Toms just turned 50 and makes his PGA Tour Champions debut next week on the Big Island. His son, Carter, is a freshman at LSU and his daughter is about to turn 12.

“I’m not sure that I want to spend the time to be the type of captain that it takes to be successful, and what the PGA of America wants,” he said. “I’m not sure when I’m 50 and starting a new career that I would serve myself well.”

He seemed content with his other captaincy – he will lead the American youth in the first Junior Presidents Cup this summer.

Spieth brace

Jordan Spieth was photographed wearing a light brace on his left ankle while playing Trinity Forest in Dallas on Dec. 29, and he had the black brace on at Kapalua last week for the SBS Tournament of Champions.

Spieth says it is only preventive.

“When I’m training, or when I first get back to hitting a lot of balls, I’ve got weird footwork on the side,” Spieth said. “And I’ve been wearing a soft brace to make sure nothing crazy happens.”

He tied for third at Kapalua in his first PGA Tour start of the season.

Practice with Pamps

Rod Pampling played his first Masters in 2005 and had a practice round on Tuesday with Tiger Woods and Mark O’Meara. Woods went on to win for his fourth green jacket, and that was the start of several practice rounds at the majors with Woods.
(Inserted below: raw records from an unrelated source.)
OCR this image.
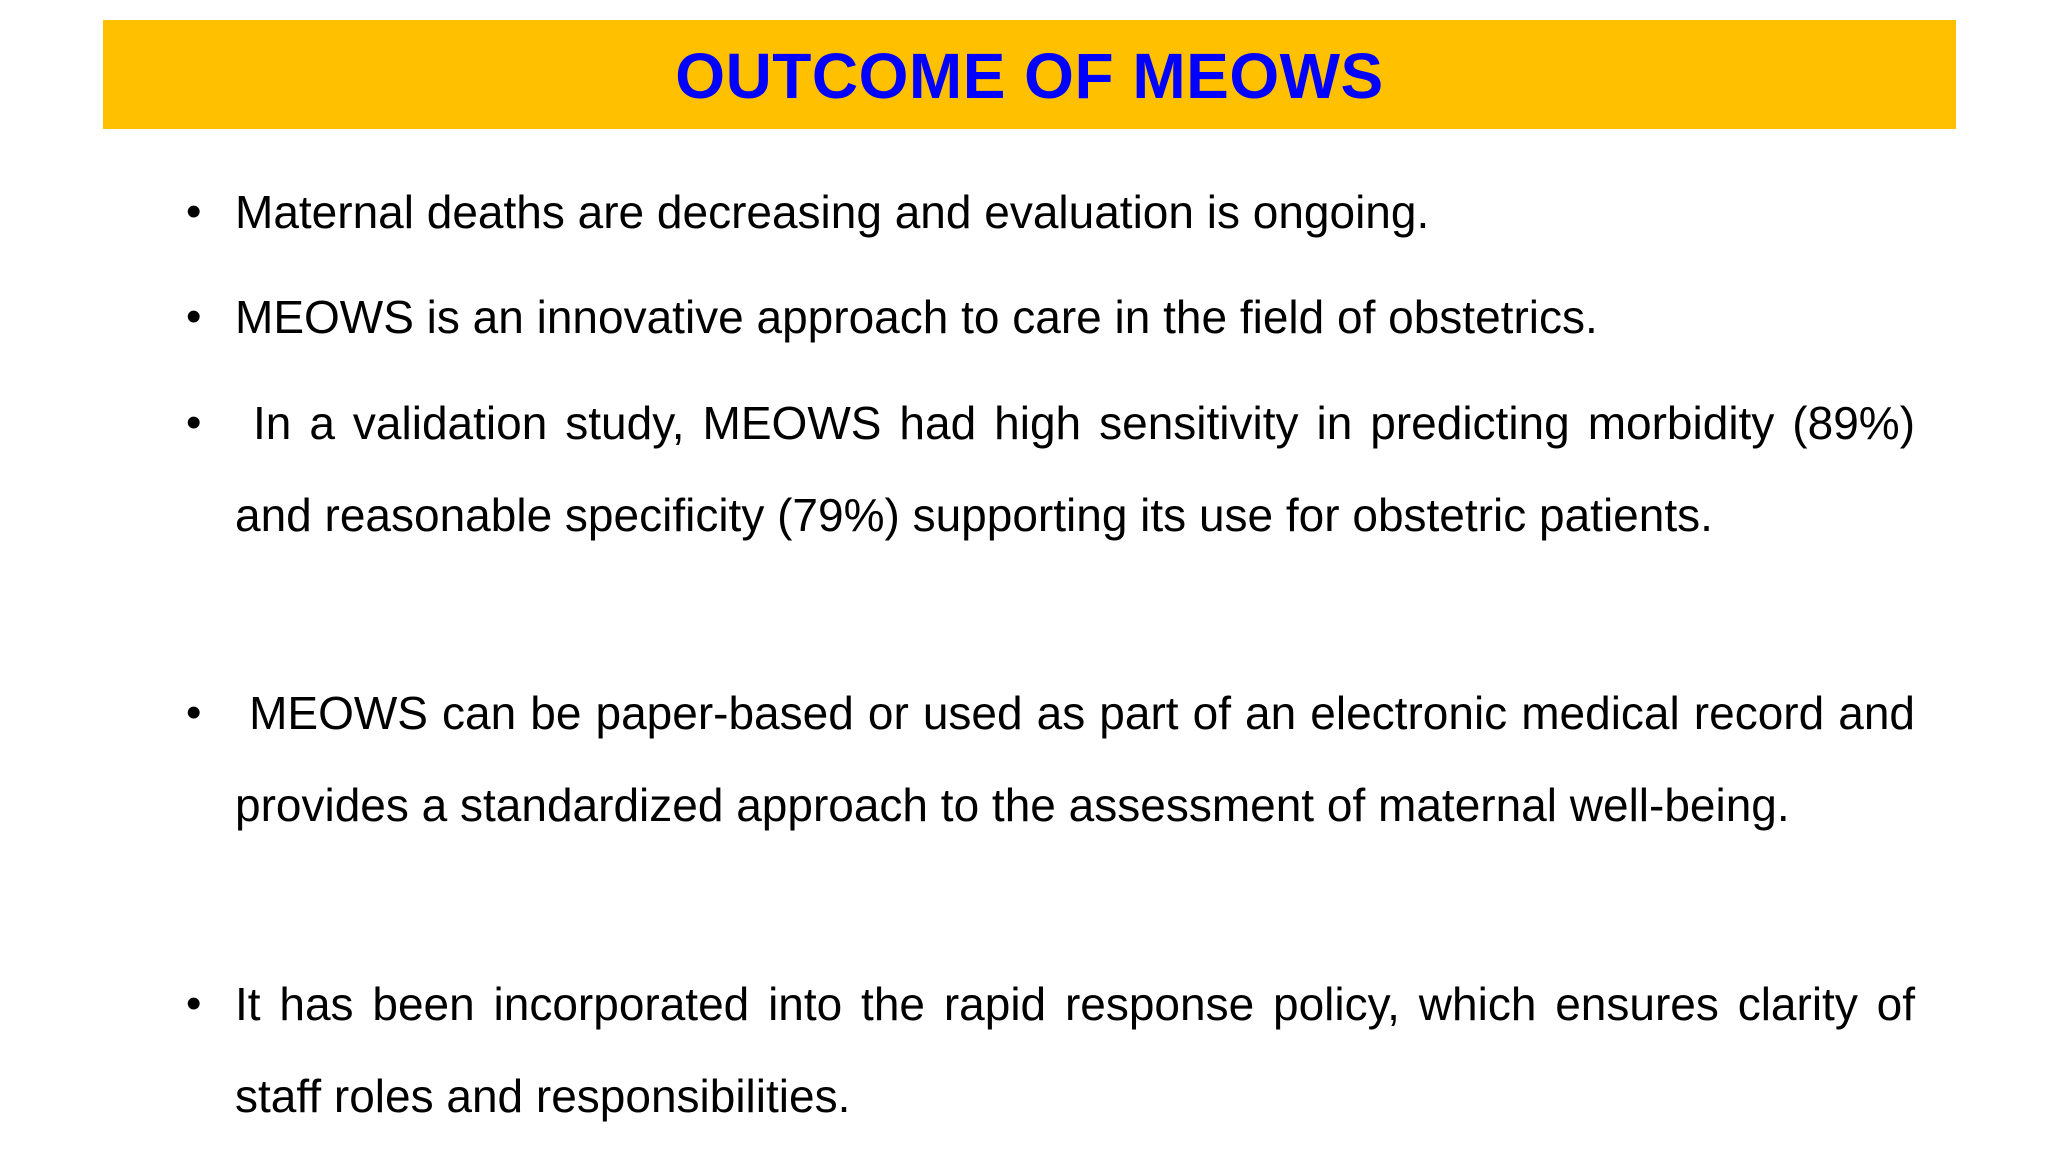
OUTCOME OF MEOWS
• Maternal deaths are decreasing and evaluation is ongoing.
• MEOWS is an innovative approach to care in the field of obstetrics.
• In a validation study, MEOWS had high sensitivity in predicting morbidity (89%) and reasonable specificity (79%) supporting its use for obstetric patients.
• MEOWS can be paper-based or used as part of an electronic medical record and provides a standardized approach to the assessment of maternal well-being.
• It has been incorporated into the rapid response policy, which ensures clarity of staff roles and responsibilities.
Now that Pampling is eligible for the Masters again with his victory in Las Vegas, he has one question: Why hasn’t Woods called?

“He never gives me credit for that,” Pampling said with a laugh. “We played at so many majors. Put it this way: He never lost a major when we played a practice round together. He should be calling me, shouldn’t he?”


The Golf Writers Association of America have voted Dustin Johnson (male), Ariya Jutanugarn (female) and Bernhard Langer (senior) as their players of the year. All three also won the awards from their respective tours. They will be honored April 5 at the GWAA annual dinner in Augusta, Georgia. … Justin Thomas spent most of his time on driving it straighter during his offseason, and it paid off in his victory at Kapalua. That didn’t include swinging any less hard. “That’s just his game,” said his father, Mike Thomas. “I don’t think he would do well hitting it 90 percent. He’s never played that way.” … Among those who failed to make it through Monday qualifying for the Sony Open was Jim Blair, who played the tour briefly in the 1980s and is the father of Zac Blair, who last year missed the Sony Open playoff by one shot. … Jordan Spieth is headed to Toyko after the Sony Open where Under Armour will unveil the “Spieth One” golf shoe.

Stat of the week

Eighteen players who shot 80 or higher in the first round of the Tour event in the Bahamas made the cut.

Final word

“I thought about the Masters straightaway because my mom rang me and said she’s going.” – Rod Pampling, whose PGA Tour victory in Las Vegas earned him a trip to Augusta National for the first time in 10 years.